I make a sweep, capture the FR curve, and assess it. Then I make an adjustment to the DSP filter, load it into the amp, and make another sweep. rinse... repeat... it is an iterative process, but with care it can be quite accurate.
This is basically the process recommended by Hypex, except that they want me to use their built-in measurement capability. I prefer to use Omnimic for several reasons. However, I might give the Hypex built-in process a try. I now own a Dayton EMM-6 microphone and a Behringer UMC202HD audio interface.
My expectation is that for each driver, the on-axis response and the listening window response will be nearly the same through each driver’s pass band. If it is not, then I have done something wrong in the design. Once I have confirmed this, there is no longer a need to measure the listening window response until final system testing.
Using the boost/cut filters and shelf filters (first and second order), I adjust the eq of each driver such that it is smooth and flat when viewed with 1/6 octave filtering. I need to be careful to distinguish between driver responses and diffraction responses. I do not correct for diffraction responses. The flat response needs to extend for at least one octave beyond the crossover frequencies.
After the drivers are flat for one octave beyond the crossover points, I set the levels of the three amps so that the drivers are at equal level. The next step is to measure the acoustic delay between the drivers and make that adjustment in the filter software. At this point the drivers have a flat response, have the same level (sensitivity), and due to digital delay, they all originate from the same plane. Since drivers are minimum phase devices, once they are eq'd flat, they have phase alignment. The final step is to apply crossover filtering. Because of the adjustments and manipulations, idealized crossover slopes can be simply applied.

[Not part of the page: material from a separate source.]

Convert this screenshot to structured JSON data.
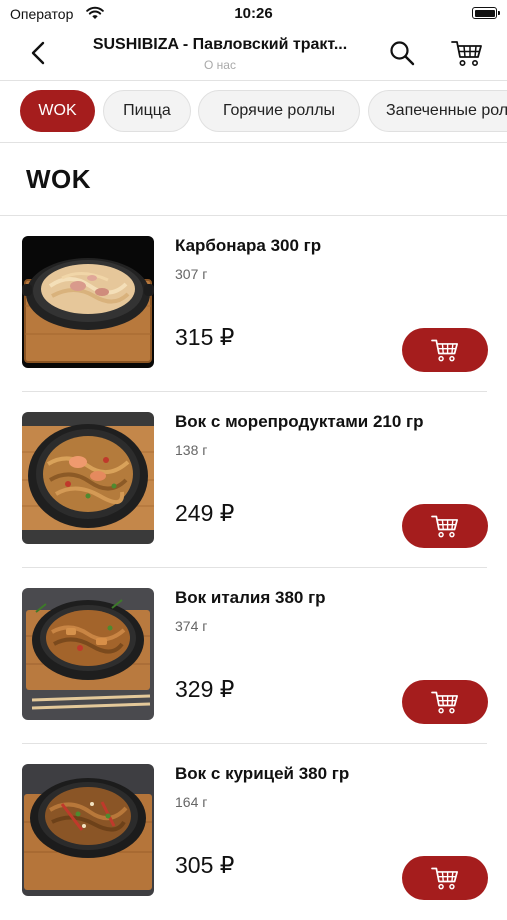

Of course, it is possible to load all the raw driver measurements into a simulation program, such as the very powerful Vituixcad, and develop the DSP filtering algorithm by simulation. However, given the ease of developing the filters based on iteration and rapid feedback, this seems unnecessarily complicated. It is analogous to tuning a guitar. One way is to measure the actual frequency of the string and compare it to the desired frequency, then using physics and math, determine how many degrees the tuning peg must be rotated. The more simple approach is to just start turning the tuning peg until the digital tuning meter says we are in tune.
I use Vituixcad to assess my filters after the fact to make sure I have not done anything stupid. I expect close alignment between simulation and measurement. But the actual development is conducted based on iterative measurements and adjustments.